Features

Touching base with the multistore operator – February 12, 2007

By Matt Bolch
Contributing writer
Single store or multistore, powersports dealers have similar concerns about the same broad issues: rising cost of employee benefits, lack of qualified technical help and the economy.
That’s the result of an informal survey of 15 multistore powersports dealers around the country, comparing data from those dealers with the same information collected from 400 dealers of all sizes last spring as part of Powersports Business’ 2006 Market Data Book and Suppliers Directory. While the multistore dealer survey is not scientific, it does provide an interesting insight into how the concerns of multistore operations generally are in step with those who own a single location.
While multistore owners may be concerned about the same issues facing the industry, the level of concern appears lower across the board. Out of 10 questions posed to multistore dealers, respondents in all but two cases reported lower concerns than the overall percentage of respondents to the earlier survey. For those two questions, rising costs of employee benefits and employee turnover, the difference was under 5 percent.
Multistore dealers, however, reported significantly less concern about competition from big-box retailers and Internet-based retailers than those answering the earlier survey. The latest responses were, respectively, 38.5 percent and 23.1 percent lower than the earlier ones. Multistore dealers also reported significantly less impact (16.1 percent) from low-priced Chinese imports than dealers in the first survey.

The challenges
Multistore dealers said the economies of scale in running more than one store can help in some cases, but employee and general economic issues often are compounded, dealers say.
Roc Northey, owner of Sky Powersports locations in Lake Wales, Lakeland and Hudson, Fla., speaks for many when he points to employee issues as a top concern. “The cost of hiring is astronomical,” says Northey. “In addition to training, there are costs associated with the mistakes new employees make and the customers that get run off.”
He rewards longevity among his 70 mainly full-time employees, starting new workers at a lower wage until they pass their first anniversary.
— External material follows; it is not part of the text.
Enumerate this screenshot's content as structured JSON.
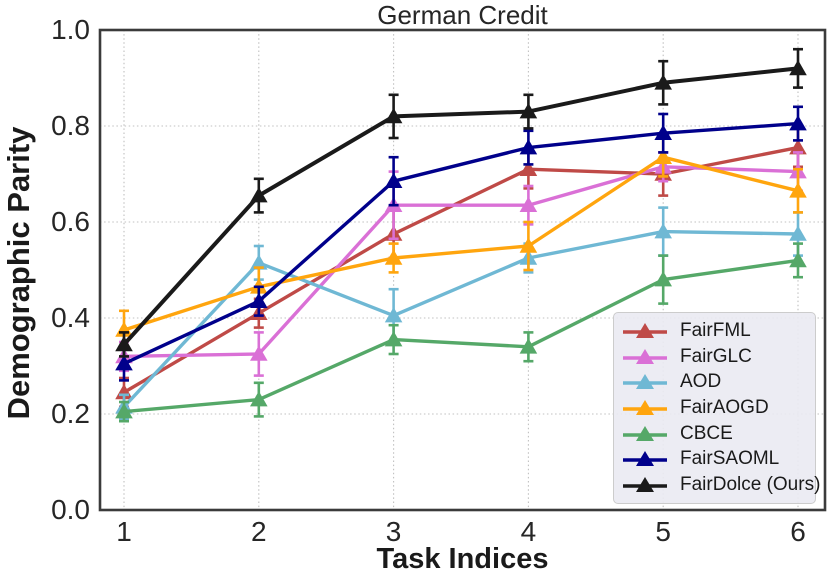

Northey says he generally pays good salaries and benefits, especially to those in key positions, such as the parts or service manager. “They’re the backbone of the industry, and you have to pay for that good knowledge,” Northey says.
Health-care costs have doubled in the past five years for Jimmy Allison, managing shareholder of Champion Motorsports, with locations in Roswell and Clovis, N.M. In the past year, health-care costs went up 22 percent, and the dealership now pays only 80 percent of costs for its 50 employees instead of the 100 percent it paid until a few years ago.
Possible changes in the federal minimum wage also will affect his business because Allison pays many sales and parts personnel a minimum wage, coupled with aggressive incentive programs based on productivity.
Problems in finding good employees plague Scott Britt, president at Wilmington, N.C.-based Britt Motorsports, with four showrooms in the state and a fifth under construction. “I can find only one out of five people who’s willing to step up and do what needs to be done,” says Britt. “It’s hard to find someone who wants to make a career in the motorcycle industry.”
One of Britt’s store managers relocated from Alaska, bringing his family down in a moving van after responding to an online ad placed at www.CycleCareers.com and www.MotorcyleIndustry.com.
“I can’t change the economy or the interest rates,” Britt says, “but I can overcome a lot of challenges with quality people who bring professionalism to the motorcycle business.”
Greg Mackey, president of a chain of four powersports dealers in Florida, including Honda of Jacksonville and two in Georgia, says his company would be larger if it could find good workers. “We’ve turned down opportunities to buy dealerships because we didn’t have the people to run them effectively,” says Mackey. “We’re proactive to get managers up to speed and give them the right tools to succeed before we toss them out there.”
The current economy also worries survey respondents, including Kurt Finley, president of Colorado Powersports locations in Boulder and the Denver suburb of Thornton.
Finley notes a significant decline in demand, especially in the Denver area, which has prompted the company to examine fixed costs closely.
“You have to be as ready as you can to weather any downturns,” Finley says. “The motorcycle business is cyclical, and a good sales process and efficiency are even more important in a down economy.
“You can’t create demand,” Finley says. “You can only satisfy it.”

Cost of doing business
Steve Ertle, dealer principal at Tejas Motorsports with locations in Victoria and Houston, Texas, pointed to Chinese imports as his top concern. “It impacts the entry-level market,” says Ertle, who notes the dealership won’t even try to compete with low-priced imports. However, the dealer will take trade-ins of those low-priced, mainly disposable units for $100 or so “to help customers feel a little better about their mistakes,” Ertle says.
The double whammy of high inventory levels and higher interest rates increases the cost of doing business, says Chris Watts, owner of three America’s Motor Sports in the Nashville, Tenn., area.
“Demand has somewhat softened, and when supplies are up, it puts a lot of pressure on the margins,” Watts says. Some OEMs also are setting up new dealers nearby, which also affects his business, he says.
“Inventory levels are up in general,” Watts says. “It’s not just my dealership but others around me.”